Interpretable machine-learning identification of the crossover from subradiance to superradiance in an atomic array

TL;DR

This paper uses interpretable machine learning to identify the transition between subradiance and superradiance in an atomic array, revealing the significance of next-nearest-neighbor interactions in quantum optical systems.

Contribution

It introduces an explainable machine learning approach to analyze long-range correlations and crossover phenomena in quantum many-body systems.

Findings

Next-nearest-neighbor couplings are as influential as nearest-neighbor ones.

Machine learning effectively identifies the subradiance-superradiance crossover.

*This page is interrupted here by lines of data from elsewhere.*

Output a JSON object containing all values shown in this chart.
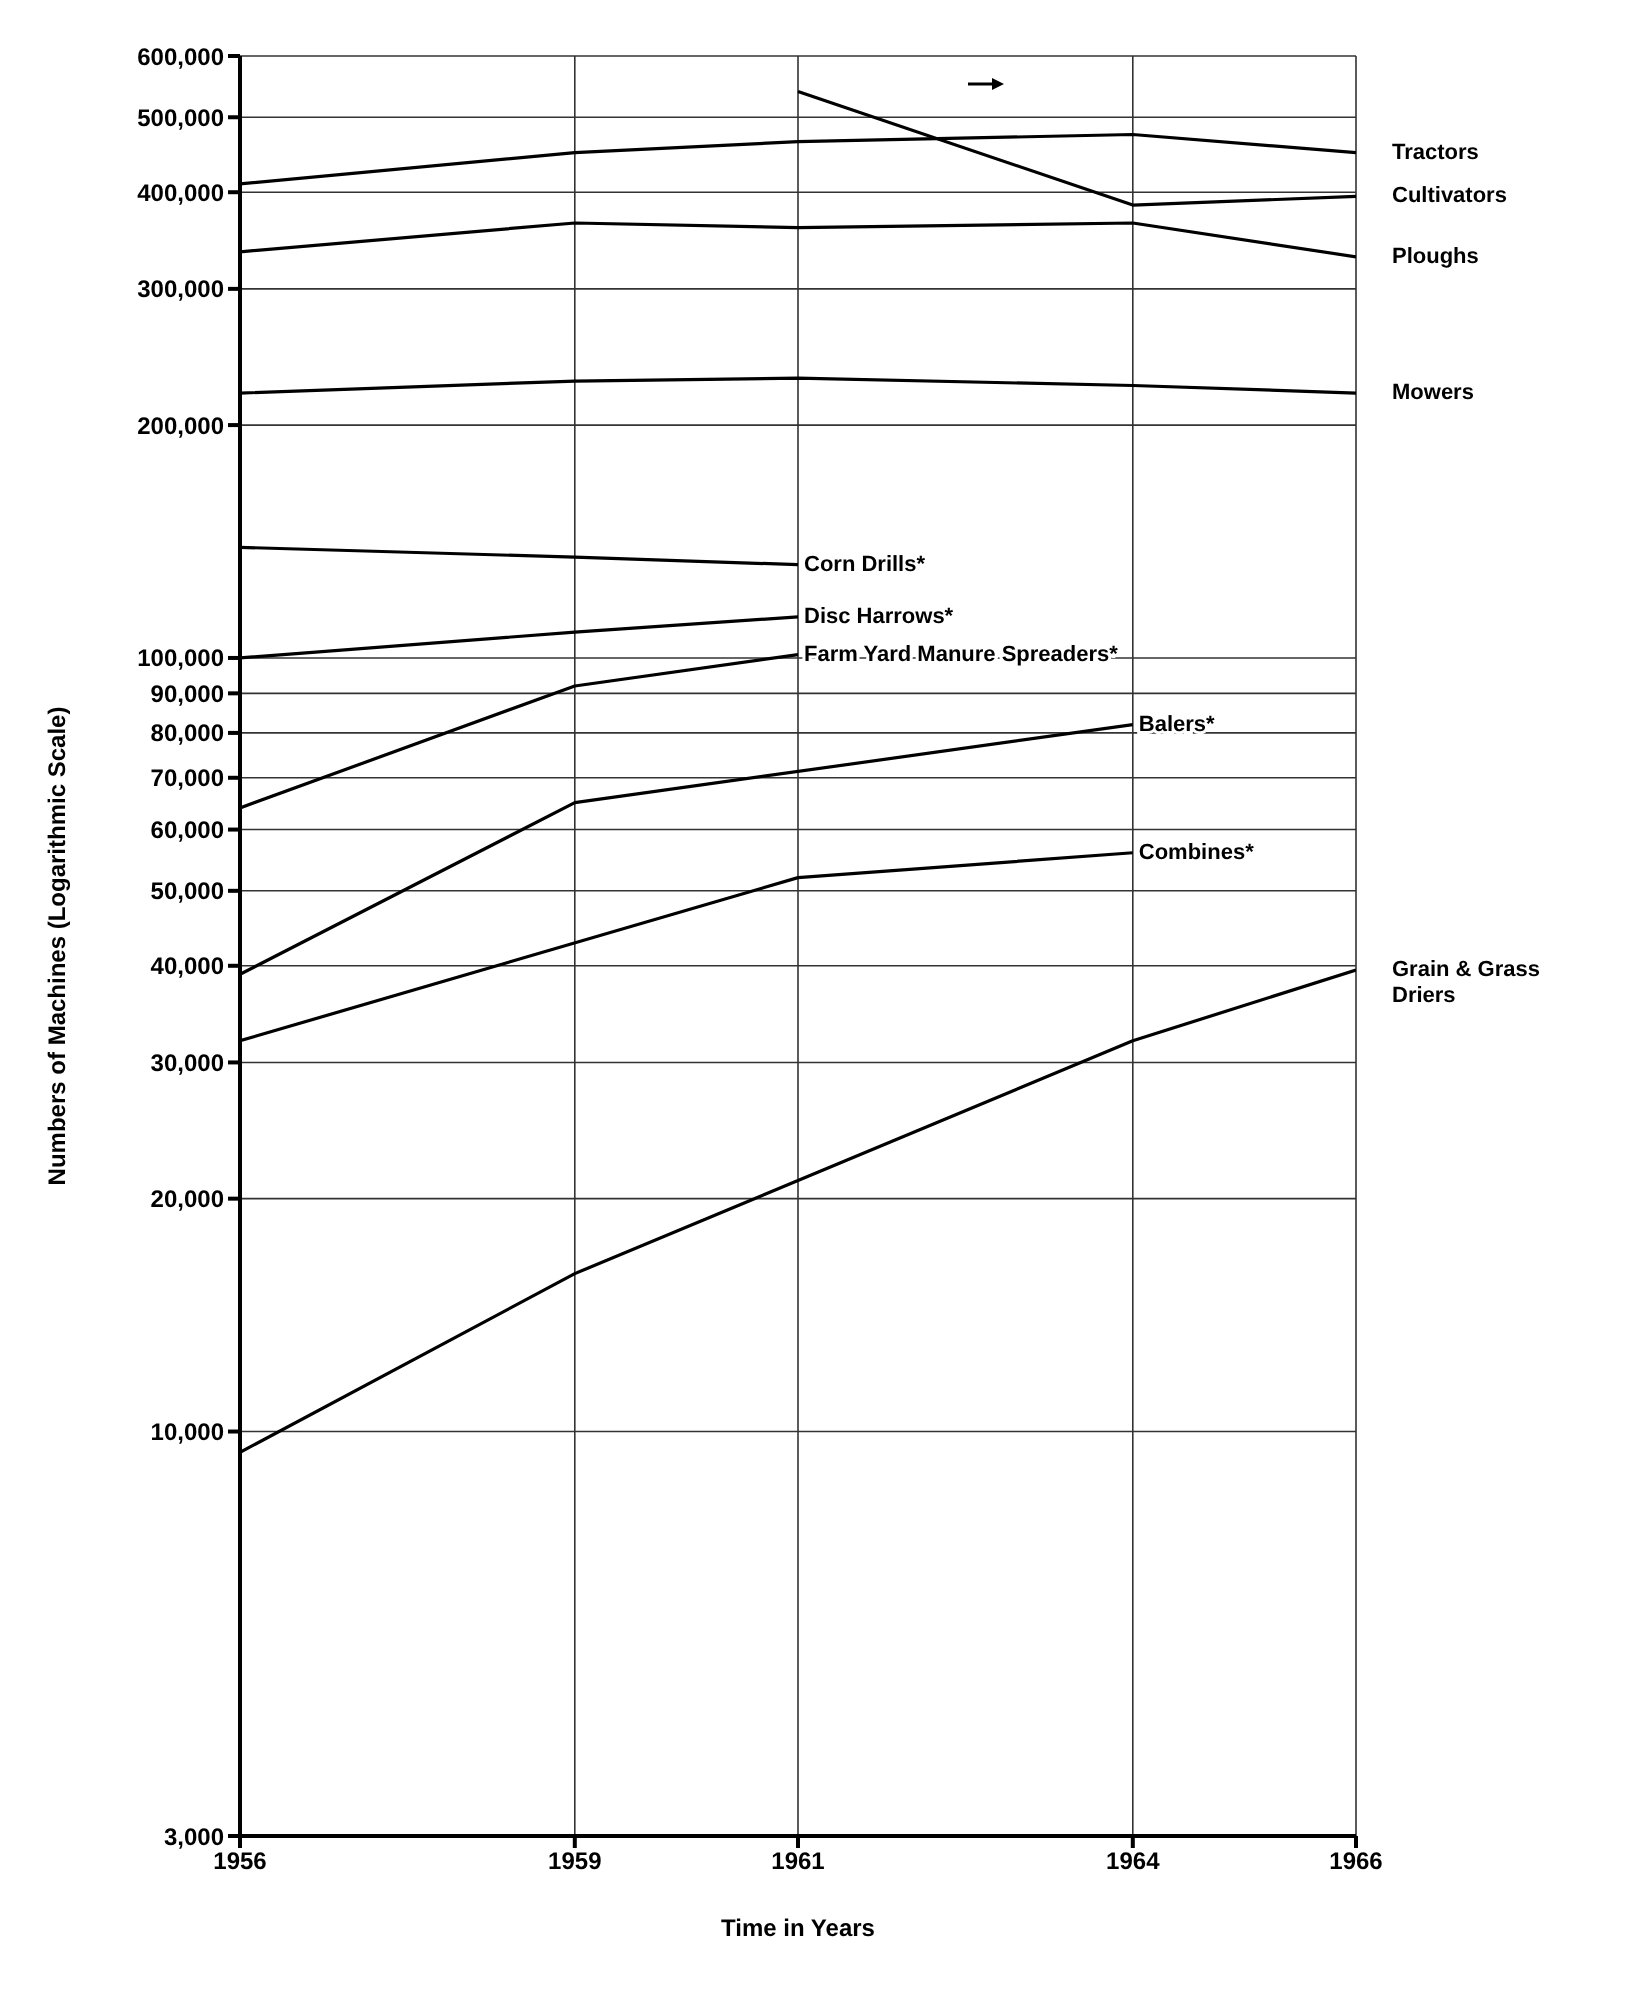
{
  "chart_data": {
    "type": "line",
    "xlabel": "Time in Years",
    "ylabel": "Numbers of Machines (Logarithmic Scale)",
    "xlim": [
      1956,
      1966
    ],
    "xticks": [
      1956,
      1959,
      1961,
      1964,
      1966
    ],
    "ylim": [
      3000,
      600000
    ],
    "yticks": [
      {
        "value": 3000,
        "label": "3,000"
      },
      {
        "value": 10000,
        "label": "10,000"
      },
      {
        "value": 20000,
        "label": "20,000"
      },
      {
        "value": 30000,
        "label": "30,000"
      },
      {
        "value": 40000,
        "label": "40,000"
      },
      {
        "value": 50000,
        "label": "50,000"
      },
      {
        "value": 60000,
        "label": "60,000"
      },
      {
        "value": 70000,
        "label": "70,000"
      },
      {
        "value": 80000,
        "label": "80,000"
      },
      {
        "value": 90000,
        "label": "90,000"
      },
      {
        "value": 100000,
        "label": "100,000"
      },
      {
        "value": 200000,
        "label": "200,000"
      },
      {
        "value": 300000,
        "label": "300,000"
      },
      {
        "value": 400000,
        "label": "400,000"
      },
      {
        "value": 500000,
        "label": "500,000"
      },
      {
        "value": 600000,
        "label": "600,000"
      }
    ],
    "log": true,
    "grid": true,
    "legend": false,
    "line_style": "solid",
    "series": [
      {
        "name": "Tractors",
        "color": "#000000",
        "x": [
          1956,
          1959,
          1961,
          1964,
          1966
        ],
        "values": [
          410000,
          450000,
          465000,
          475000,
          450000
        ]
      },
      {
        "name": "Cultivators",
        "color": "#000000",
        "x": [
          1961,
          1964,
          1966
        ],
        "values": [
          540000,
          385000,
          395000
        ]
      },
      {
        "name": "Ploughs",
        "color": "#000000",
        "x": [
          1956,
          1959,
          1961,
          1964,
          1966
        ],
        "values": [
          335000,
          365000,
          360000,
          365000,
          330000
        ]
      },
      {
        "name": "Mowers",
        "color": "#000000",
        "x": [
          1956,
          1959,
          1961,
          1964,
          1966
        ],
        "values": [
          220000,
          228000,
          230000,
          225000,
          220000
        ]
      },
      {
        "name": "Corn Drills*",
        "color": "#000000",
        "x": [
          1956,
          1959,
          1961
        ],
        "values": [
          139000,
          135000,
          132000
        ]
      },
      {
        "name": "Disc Harrows*",
        "color": "#000000",
        "x": [
          1956,
          1959,
          1961
        ],
        "values": [
          100000,
          108000,
          113000
        ]
      },
      {
        "name": "Farm Yard Manure Spreaders*",
        "color": "#000000",
        "x": [
          1956,
          1959,
          1961
        ],
        "values": [
          64000,
          92000,
          101000
        ]
      },
      {
        "name": "Balers*",
        "color": "#000000",
        "x": [
          1956,
          1959,
          1964
        ],
        "values": [
          39000,
          65000,
          82000
        ]
      },
      {
        "name": "Combines*",
        "color": "#000000",
        "x": [
          1956,
          1961,
          1964
        ],
        "values": [
          32000,
          52000,
          56000
        ]
      },
      {
        "name": "Grain & Grass Driers",
        "color": "#000000",
        "x": [
          1956,
          1959,
          1964,
          1966
        ],
        "values": [
          9400,
          16000,
          32000,
          39500
        ]
      }
    ]
  }
}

The approach enhances understanding of correlations in quantum optical systems.

Abstract

Light-matter interacting quantum systems manifest strong correlations that lead to distinct cooperative spontaneous emissions of subradiance or superradiance. To demonstrate the essence of long-range correlations in such systems, we consider an atomic array under the resonant dipole-dipole interactions (RDDI) and apply an interpretable machine learning with the integrated gradients to identify the crossover between the subradiant and superradiant sectors. The machine shows that the next nearest-neighbor couplings in RDDI play as much as the roles of nearest-neighbor ones in determining the whole eigenspectrum within the training sets. Our results present the advantage of machine learning approach with explainable ability to reveal the underlying mechanism of correlations in quantum optical systems, which can be potentially applied to investigate many other strongly interacting quantum many-body systems.